I'm not convinced the problems are larger (or, at least, not that they're larger for most people; some people are seriously inconvenience by Apple's policies. I once hit a hard roadblock trying to develop something for the iPhone and had to switch to Android exclusive development; so it goes). And I think having different organizations exploring different tradeoffs in this space is a valuable thing. There are platforms that are more open that Apples and platforms less open. That variety is healthy.

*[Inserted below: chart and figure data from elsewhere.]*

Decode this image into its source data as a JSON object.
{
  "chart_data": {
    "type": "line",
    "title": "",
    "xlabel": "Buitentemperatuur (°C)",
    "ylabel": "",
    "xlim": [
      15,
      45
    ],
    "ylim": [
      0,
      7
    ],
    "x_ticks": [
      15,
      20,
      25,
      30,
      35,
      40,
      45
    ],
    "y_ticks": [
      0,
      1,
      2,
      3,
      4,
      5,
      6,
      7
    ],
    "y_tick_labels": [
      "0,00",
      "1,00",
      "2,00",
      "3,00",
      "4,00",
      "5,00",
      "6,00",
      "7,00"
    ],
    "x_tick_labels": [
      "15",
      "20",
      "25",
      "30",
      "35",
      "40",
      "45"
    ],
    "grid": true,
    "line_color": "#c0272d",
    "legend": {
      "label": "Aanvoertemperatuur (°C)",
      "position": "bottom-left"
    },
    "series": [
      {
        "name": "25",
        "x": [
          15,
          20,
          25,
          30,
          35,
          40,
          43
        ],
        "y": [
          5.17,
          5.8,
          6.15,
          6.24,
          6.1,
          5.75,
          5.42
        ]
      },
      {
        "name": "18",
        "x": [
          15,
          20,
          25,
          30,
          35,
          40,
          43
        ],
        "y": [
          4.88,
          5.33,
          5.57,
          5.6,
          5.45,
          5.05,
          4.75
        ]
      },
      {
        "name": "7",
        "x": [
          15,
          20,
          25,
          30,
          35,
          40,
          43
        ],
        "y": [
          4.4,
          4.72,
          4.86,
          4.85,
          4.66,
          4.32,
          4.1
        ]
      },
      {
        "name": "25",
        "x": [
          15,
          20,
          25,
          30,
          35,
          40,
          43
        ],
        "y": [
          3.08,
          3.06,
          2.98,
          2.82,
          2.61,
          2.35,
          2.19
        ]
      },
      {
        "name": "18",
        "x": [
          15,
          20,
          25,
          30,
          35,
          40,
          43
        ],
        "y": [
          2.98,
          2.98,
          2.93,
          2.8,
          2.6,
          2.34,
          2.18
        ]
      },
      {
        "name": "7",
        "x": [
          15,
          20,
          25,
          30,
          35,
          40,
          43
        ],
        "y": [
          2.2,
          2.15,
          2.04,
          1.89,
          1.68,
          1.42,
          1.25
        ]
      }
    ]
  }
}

I'm not sure what sort of tradeoff is there to explore: there aren't any real (not perceived, like prefering Apple's control that you do not really lose since you can have the option - even by default - stick with Apple, i mean actually real) positives for anyone involved outside of Apple. But the negatives is currently for the users not being in control over the devices they bought (i really cannot fathom how people are fine with that, every response i've read here really sounds like Stockholm syndrome) and in the future having a precedent for other companies to follow - thus affecting not only the people who use Apple now, but also people of the future (also many people taking a "let's see first the bad stuff happening and then we might judge and take some actions" is a problem by itself - by the time this is commonplace it will be way too late to take any real action).
And besides, what different organizations exploring what different tradeoffs? Right now the only practical options are Apple and Android, there aren't really that many options as to have a healthy environment and Google isn't immune to making decisions that can have an overall negative impact to the control that people have over the stuff they buy (see their Stadia console as an example and how it completely and absolutely removes any notion of control from people buying games - not even consoles, let alone PCs, feature such loss of control).
Perhaps an opportunity to cultivate some empathy and listen carefully to people whose relationship with computational devices is very different from yours. Telling people that their concerns are imaginary isn't a good way to persuade them.
I know people who break from what you call the practical options in both directions -- some who reject smartphones altogether and live their lives without them, doing all their digital work on computers that they have full control over -- and some who use only the stock apps on their phone and wish that app stores were not a thing. They want an entirely managed experience.
Neal Stephenson's essay In the Beginning was the Command Line gets at some of this nicely. Some people are, as he says, Eloi and some Morlocks. That's OK.